Hunt took lump sums of £20,000 and £40,000 from the firms clients’ account to ensure his practice could keep functioning. He and Gayton transferred a total of more than £1,049,000 from their clients without their knowledge in a “flagrant breach of trust”.
It was only when the Solicitors Regulation Authority called the practice to inform the partners they were launching an investigation into irregularities that the full scale of their crime came to light.
Hunt claimed to have cut his earnings to just £3,000 a month, but questions were raised over the involvement of his wife in the business. Cashiers at the company said she worked just one day each week after retiring in 2004 but accounts showed that she was paid a lump sum of £30,000.
Despite his supposedly precarious financial situation, he maintained a “comfortable lifestyle” in which he enjoyed wine club membership, a string of trips aboard and shelled out £4,000 with a luxury travel agent. He was arrested in the Caribbean.
Paul Greaney, prosecuting, said: “The prosecution do accept that the defendants were driven in part by the desire to secure the future of the practice. The principle motivation was a desire, on the behalf of Mr Hunt, was to preserve his reputation.
“He’s a successful businessman and solicitor and he didn’t want to have presided over a failed venture.
“He himself said during interview, ‘I didn’t want to end my career in a mess. It’s a matter of personal failure at the end of your career which is pretty hard to take, to be honest’. This fraud was driven by pride and vanity of Mr Hunt to a large part.”
While Gayton ploughed more than £100,000 into the company to keep it afloat, Hunt paid in just £30,000 and spent cash on luxuries of “travel, dining and wine”.
When police went to arrest him in late 2009, he was enjoying a holiday in the sun-drenched Caribbean and accounts showed he paid more than £30,000 for the financing of his cars.

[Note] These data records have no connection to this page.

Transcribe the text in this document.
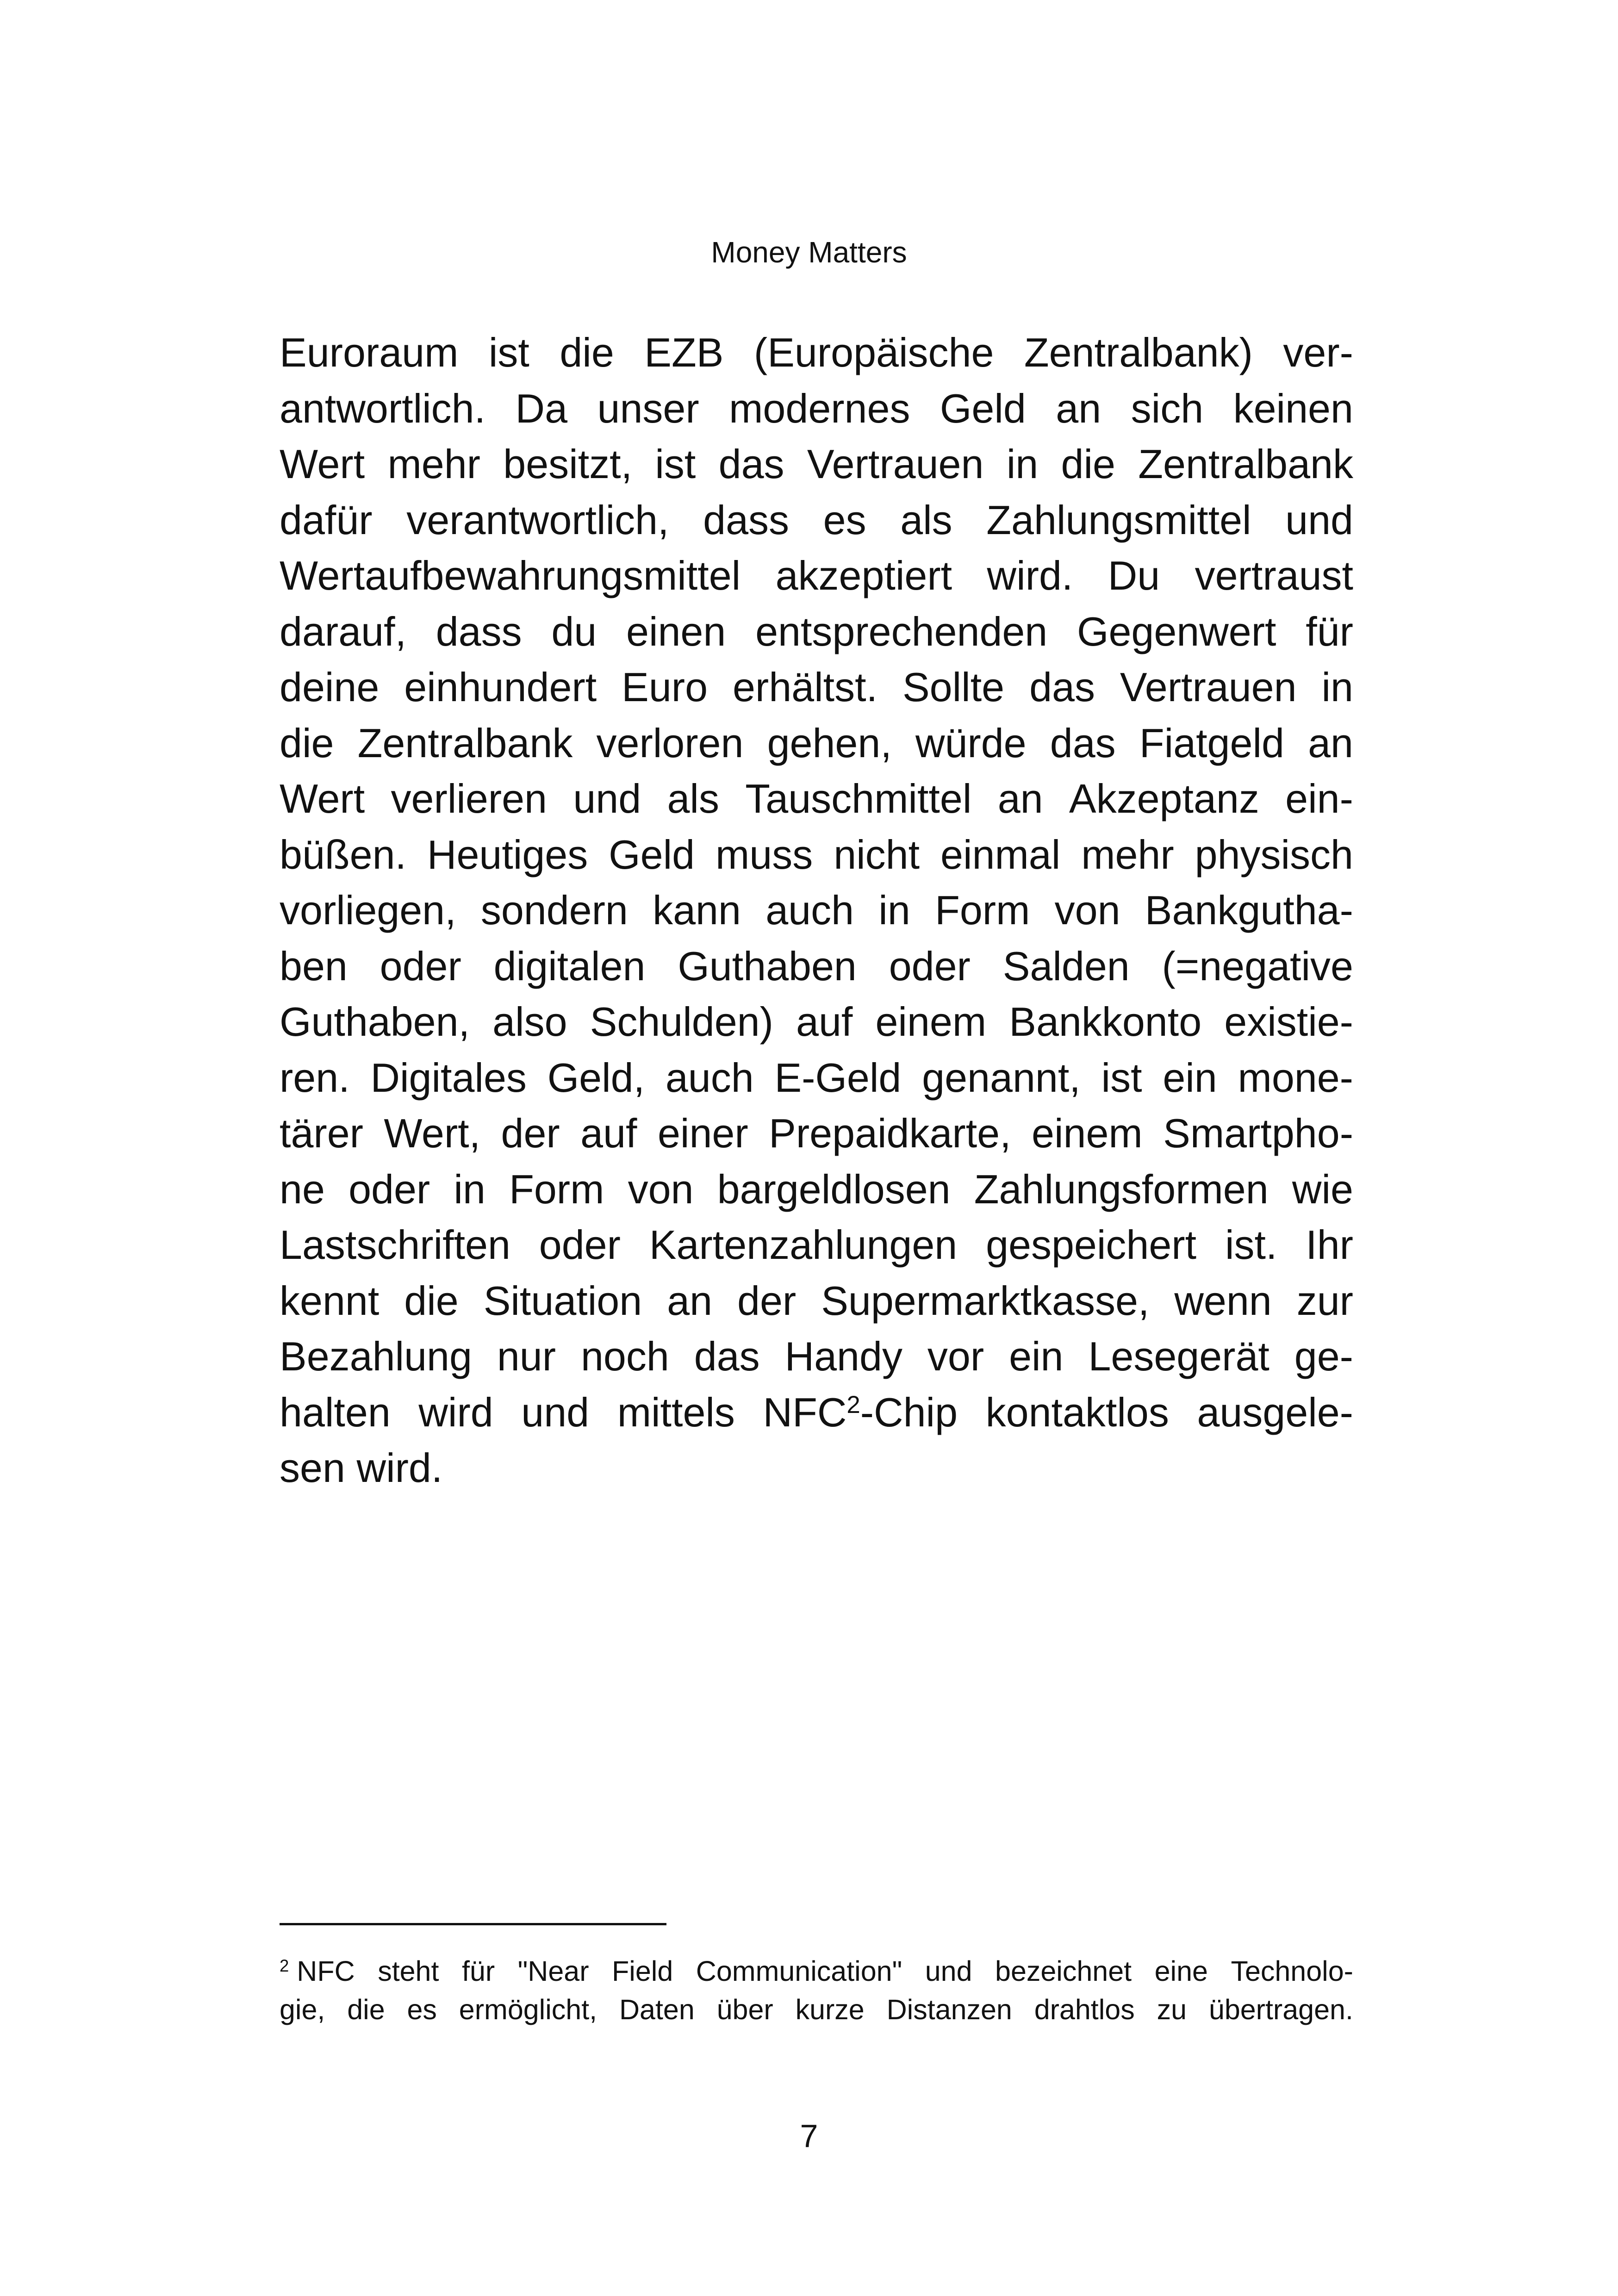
Money Matters
Euroraum ist die EZB (Europäische Zentralbank) ver-
antwortlich. Da unser modernes Geld an sich keinen
Wert mehr besitzt, ist das Vertrauen in die Zentralbank
dafür verantwortlich, dass es als Zahlungsmittel und
Wertaufbewahrungsmittel akzeptiert wird. Du vertraust
darauf, dass du einen entsprechenden Gegenwert für
deine einhundert Euro erhältst. Sollte das Vertrauen in
die Zentralbank verloren gehen, würde das Fiatgeld an
Wert verlieren und als Tauschmittel an Akzeptanz ein-
büßen. Heutiges Geld muss nicht einmal mehr physisch
vorliegen, sondern kann auch in Form von Bankgutha-
ben oder digitalen Guthaben oder Salden (=negative
Guthaben, also Schulden) auf einem Bankkonto existie-
ren. Digitales Geld, auch E-Geld genannt, ist ein mone-
tärer Wert, der auf einer Prepaidkarte, einem Smartpho-
ne oder in Form von bargeldlosen Zahlungsformen wie
Lastschriften oder Kartenzahlungen gespeichert ist. Ihr
kennt die Situation an der Supermarktkasse, wenn zur
Bezahlung nur noch das Handy vor ein Lesegerät ge-
halten wird und mittels NFC$^2$-Chip kontaktlos ausgele-
sen wird.
$^2$ NFC steht für "Near Field Communication" und bezeichnet eine Technolo-
gie, die es ermöglicht, Daten über kurze Distanzen drahtlos zu übertragen.
7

Hunt repeatedly claimed to have the means to repay the debts, stating that he had £5m invested in companies, £2.5m worth of assets and was a wealthy man.
By July 2010 – nearly 12 months after an investigation was first launched – he said that he was in due diligence to raise £10m which would repay his debts.
But he has never come up with the funds to repay the cash and is now facing a Proceeds of Crime Act hearing where officers will seize his assets.
Mr Greaney said: “When they were interviewed by the Solicitors Regulation Authority and Northumbria Police they both said that the banking crisis had hit Newcastle hard.
“They had made over £1.7m but that declined by 50% in a six-month period.”
During interviews, Gayton and Hunt told investigators they were “surviving on a day-to-day” basis.
Beth Nicholson, who joined the company in 1997 and went on to work in the company’s account department, was ordered to regularly transfer funds from the clients’ account to the company account to pay salaries.
Mr Greaney said: “In late September 2008 something wholly unconventional and contrary to the rules occurred. By this time the financial situation was dire. On September 24 the office account was overdrawn near the £250,000 limit.
“The staff salaries had to be paid and there was no way that could be made out of the office accounts.”
The fraud began when Hunt handed Mrs Nicholson a cheque for £35,000 from an account in the name of GK Business Services, belonging to Hunt and his wife.
But this account was also at its limit and – despite repeated attempts to cash it – the cheque could not be honoured.
The cheque left the account with a £35,000 hole and it was then that Hunt began funding the practice from cash he received from his clients.